Approved cancellations may be subject to administrative processing charges.
This clause balances flexibility with operational protection.

Lead Time Commencement Definition
Production timelines commence only after receipt of cleared payment, written sample approval, final artwork files, confirmed size breakdown, and complete technical documentation.
Delays caused by incomplete information shall automatically extend delivery schedules without penalty.
This clause prevents timeline disputes arising from partial documentation.

Mutual Dispute Resolution
In the event of disagreement, both parties agree to attempt resolution through mutual negotiation in good faith prior to initiating formal legal proceedings.
Open communication shall be encouraged to preserve commercial relationships and minimize unnecessary litigation costs.
This clause promotes cooperative conflict management.

Limitation of Liability
The total liability of the Company shall not exceed the invoice value of the specific order under dispute.

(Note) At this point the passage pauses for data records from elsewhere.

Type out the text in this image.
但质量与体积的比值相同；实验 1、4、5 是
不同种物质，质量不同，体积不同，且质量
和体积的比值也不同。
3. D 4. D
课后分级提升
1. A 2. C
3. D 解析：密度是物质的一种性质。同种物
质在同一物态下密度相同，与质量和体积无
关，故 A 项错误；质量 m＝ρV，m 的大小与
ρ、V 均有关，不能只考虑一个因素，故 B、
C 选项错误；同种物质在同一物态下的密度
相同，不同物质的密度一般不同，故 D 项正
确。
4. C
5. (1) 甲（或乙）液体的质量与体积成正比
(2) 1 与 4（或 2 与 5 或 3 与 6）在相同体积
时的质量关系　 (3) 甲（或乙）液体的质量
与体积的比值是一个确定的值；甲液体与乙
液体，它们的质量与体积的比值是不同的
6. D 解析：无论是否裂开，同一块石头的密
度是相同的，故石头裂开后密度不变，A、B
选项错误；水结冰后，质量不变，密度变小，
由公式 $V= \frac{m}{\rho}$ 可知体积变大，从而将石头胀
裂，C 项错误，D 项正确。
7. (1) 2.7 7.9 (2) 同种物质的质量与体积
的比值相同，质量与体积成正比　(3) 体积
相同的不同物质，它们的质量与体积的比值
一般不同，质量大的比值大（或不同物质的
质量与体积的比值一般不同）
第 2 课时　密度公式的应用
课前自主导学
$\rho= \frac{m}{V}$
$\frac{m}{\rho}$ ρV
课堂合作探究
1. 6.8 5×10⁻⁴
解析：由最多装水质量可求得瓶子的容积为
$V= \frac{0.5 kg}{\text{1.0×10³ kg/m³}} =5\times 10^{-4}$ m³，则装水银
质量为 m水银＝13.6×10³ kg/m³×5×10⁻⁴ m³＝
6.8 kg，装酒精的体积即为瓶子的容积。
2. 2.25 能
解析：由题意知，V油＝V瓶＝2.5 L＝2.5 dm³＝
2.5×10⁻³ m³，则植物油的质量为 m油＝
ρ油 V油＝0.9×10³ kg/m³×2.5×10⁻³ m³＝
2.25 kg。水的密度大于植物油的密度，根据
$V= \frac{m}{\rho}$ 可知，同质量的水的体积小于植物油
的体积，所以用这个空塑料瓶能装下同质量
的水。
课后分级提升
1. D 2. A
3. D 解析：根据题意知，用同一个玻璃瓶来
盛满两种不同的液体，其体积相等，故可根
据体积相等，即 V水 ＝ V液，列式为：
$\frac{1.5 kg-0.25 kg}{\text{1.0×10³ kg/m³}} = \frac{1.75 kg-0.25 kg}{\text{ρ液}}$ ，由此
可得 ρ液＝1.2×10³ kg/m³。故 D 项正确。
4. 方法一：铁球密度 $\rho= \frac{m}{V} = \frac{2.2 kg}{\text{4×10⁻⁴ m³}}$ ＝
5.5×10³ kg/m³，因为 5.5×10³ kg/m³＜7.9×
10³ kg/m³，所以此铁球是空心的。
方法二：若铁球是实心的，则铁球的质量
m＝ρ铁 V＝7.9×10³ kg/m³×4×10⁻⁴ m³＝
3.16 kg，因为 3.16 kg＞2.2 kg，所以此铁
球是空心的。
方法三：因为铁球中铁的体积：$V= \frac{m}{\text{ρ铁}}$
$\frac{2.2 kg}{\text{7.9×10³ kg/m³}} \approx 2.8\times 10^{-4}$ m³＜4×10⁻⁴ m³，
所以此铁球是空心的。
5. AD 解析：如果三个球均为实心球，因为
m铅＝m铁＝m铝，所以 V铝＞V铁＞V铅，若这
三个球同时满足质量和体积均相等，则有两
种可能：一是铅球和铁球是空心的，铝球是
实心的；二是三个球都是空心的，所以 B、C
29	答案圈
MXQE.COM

Under no circumstances shall the Company be liable for indirect, consequential, or loss-of-profit damages.
This limitation ensures proportional risk allocation consistent with international B2B manufacturing standards.

Accuracy of Submitted Information
The Client is responsible for ensuring accuracy of all submitted technical packs, measurement charts, artwork files, branding instructions, and labeling content.
The Company shall rely exclusively on approved documentation. Errors arising from inaccurate Client data shall not constitute Company liability.

Governing Law and Jurisdiction
These Terms & Conditions shall be governed and interpreted in accordance with the laws of the Islamic Republic of Pakistan.
Any unresolved dispute shall fall under the jurisdiction of competent courts within Pakistan unless otherwise agreed through written arbitration arrangement.

Amendment and Revision Rights
AWIPRISES SPORTS (PVT) LTD reserves the right to amend or update these Terms & Conditions periodically to reflect operational, regulatory, or commercial developments.
Revised versions shall apply to future orders upon publication or written communication. Continued business engagement shall constitute acceptance of updated terms.